European Union Plans to Reduce Natural Gas

The European Union (EU) reached an agreement for an emergency regulation to cut their natural gas use by 15% from now until March 2023. As Europe prepares for a winter of uncertainty with continued supply disruption from Russia, the hope is to cut off all supply by next year. The EU plans to make the 15% target mandatory as fear continues to rise from Russia’s retaliation for the Western sanctions imposed over the Ukraine invasion.

A Majority of countries in the EU ruled in favor of this emergency plan, with Hungary being the only country to vote against. Frans Timmermans, the EU’s climate chief said, “We can be masters of our own energy security this winter. We will stay the course until Ukraine is completely free of Russian aggression.”

Supply from the Nord Stream 1 pipeline is set to drop to around 20% of capacity by Wednesday. Decreased capacity has EU countries concerned that they will not reach their 80% gas storage target. The new rule states that members of EU countries that do not import any gas from Russia show support and commitments to reducing consumption. In all 27 states, businesses, public buildings and private households would be asked to contribute, with hopes of saving up to 45 billion cubic meters (bcm) of gas.

The new rule could force energy specific factories to shut down for a certain period. This would help households and essential services like hospitals and schools, to remain protected.
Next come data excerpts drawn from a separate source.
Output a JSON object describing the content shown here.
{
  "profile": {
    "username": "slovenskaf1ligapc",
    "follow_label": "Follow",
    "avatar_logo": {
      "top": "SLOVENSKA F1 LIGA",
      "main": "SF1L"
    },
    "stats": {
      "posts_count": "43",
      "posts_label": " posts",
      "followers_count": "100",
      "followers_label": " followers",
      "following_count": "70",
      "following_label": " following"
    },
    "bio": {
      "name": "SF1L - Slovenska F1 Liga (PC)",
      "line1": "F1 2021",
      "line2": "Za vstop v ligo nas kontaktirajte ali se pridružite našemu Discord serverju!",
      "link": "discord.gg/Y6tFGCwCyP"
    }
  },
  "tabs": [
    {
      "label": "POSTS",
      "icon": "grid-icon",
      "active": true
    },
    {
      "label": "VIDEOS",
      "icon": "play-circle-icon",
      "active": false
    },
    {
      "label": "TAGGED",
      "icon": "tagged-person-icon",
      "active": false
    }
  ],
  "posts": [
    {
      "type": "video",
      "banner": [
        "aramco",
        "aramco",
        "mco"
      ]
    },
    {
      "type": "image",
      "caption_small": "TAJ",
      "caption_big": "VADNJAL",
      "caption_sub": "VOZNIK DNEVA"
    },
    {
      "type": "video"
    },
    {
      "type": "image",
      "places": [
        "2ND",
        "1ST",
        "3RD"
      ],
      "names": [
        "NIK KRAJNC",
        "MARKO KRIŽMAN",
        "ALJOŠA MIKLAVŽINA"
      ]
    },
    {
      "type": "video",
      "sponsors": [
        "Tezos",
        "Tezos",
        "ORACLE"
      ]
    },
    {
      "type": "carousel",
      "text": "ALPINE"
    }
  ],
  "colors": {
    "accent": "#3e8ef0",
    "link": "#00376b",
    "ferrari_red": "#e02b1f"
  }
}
Czech Republic proposed several changes to the commissions plan from the bid to bring nations onside. These revisions included an increase in the number of countries that have requested a 15% demand-reduction target be made mandatory going from five to three. There could also be emergency measures if there is an area of high-risk shortage.

The new rules would be set for one year as opposed to two years, like the rules had first established. Some states could request lower reduction based on certain criteria within their connections to other nations.

A pause on the Russian gas supplies to EU could reduce gross domestic product by 1.5% depending on if the winter is cold and the region fails to take measures to cut energy cost.